Those of you who have grown accustomed to my long letters will be happy to know that this week of Shiriyah has left me virtually speechless. What an extraordinarily wonderful bunch of young men and women!
Just want to briefly share an idea I mentioned to the kids yesterday at Mincha: The seniors' section of our magnificent new Shiriyah mural, if you haven't yet seen it you really must come to school and see what used to be the blank wall between the two entrances to the Beit Midrash, depicts the Mitzvah of Hakhel, the commandment to convene an assembly of all of Israel--men, women, children, even infants-- during the Sukkot festival following a Shemittah year to hear the Torah being read by the King. Why include little children who are incapable of understanding a word of what is being read? Writes the Malbim that certain experiences have such extraordinary sensory and emotional impact that just being part of the experience imprints itself on one's being in a way which far transcends mere words and concepts.

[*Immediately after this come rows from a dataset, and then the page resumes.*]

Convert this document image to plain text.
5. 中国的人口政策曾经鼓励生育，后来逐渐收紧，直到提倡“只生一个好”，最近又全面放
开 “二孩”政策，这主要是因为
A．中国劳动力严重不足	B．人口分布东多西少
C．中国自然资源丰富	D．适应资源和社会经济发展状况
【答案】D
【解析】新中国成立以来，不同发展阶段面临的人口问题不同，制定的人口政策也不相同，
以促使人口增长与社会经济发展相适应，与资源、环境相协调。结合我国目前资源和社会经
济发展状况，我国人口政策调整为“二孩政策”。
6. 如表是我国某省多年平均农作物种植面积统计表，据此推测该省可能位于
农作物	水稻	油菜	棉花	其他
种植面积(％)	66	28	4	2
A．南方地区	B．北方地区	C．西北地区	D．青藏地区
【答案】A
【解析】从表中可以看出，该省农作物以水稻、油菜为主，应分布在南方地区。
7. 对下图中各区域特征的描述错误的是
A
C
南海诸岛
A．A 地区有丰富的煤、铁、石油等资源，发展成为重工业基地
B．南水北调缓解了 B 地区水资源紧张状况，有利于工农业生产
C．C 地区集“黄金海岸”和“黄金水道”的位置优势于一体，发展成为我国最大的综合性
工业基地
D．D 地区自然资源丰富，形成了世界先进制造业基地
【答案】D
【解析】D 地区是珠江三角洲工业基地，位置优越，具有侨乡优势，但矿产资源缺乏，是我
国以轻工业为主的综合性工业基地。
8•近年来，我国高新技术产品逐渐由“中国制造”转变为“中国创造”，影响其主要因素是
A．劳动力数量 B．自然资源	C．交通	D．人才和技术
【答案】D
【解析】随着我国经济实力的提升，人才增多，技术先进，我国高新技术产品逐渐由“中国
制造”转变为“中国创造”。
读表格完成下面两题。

I am not, God forbid, suggesting any lack of understanding on the part of your/our children: Shiriyah was replete with insightful and inspiring Torah scholarship researched and depicted verbally and artistically by each grade. But it's the experience of Shiriyah, of being part of that dynamic atmosphere of family and community, of older kids sharing with younger kids, of students who didn't yet know one another all that well pooling talents to create visual, auditory, and spiritual beauty, of the outburst of Ruach and good feeling that explodes at the conclusion of Shiriyah, which Frisch students will carry with them long after the details of teams and themes or of subjects and syllabi have faded from memory.
The faculty, those of us who get to step back and watch and admire as our kids magically transform not only the corridors but themselves, feel privileged to play a little part in Shiriyah.
The above has left me virtually speechless.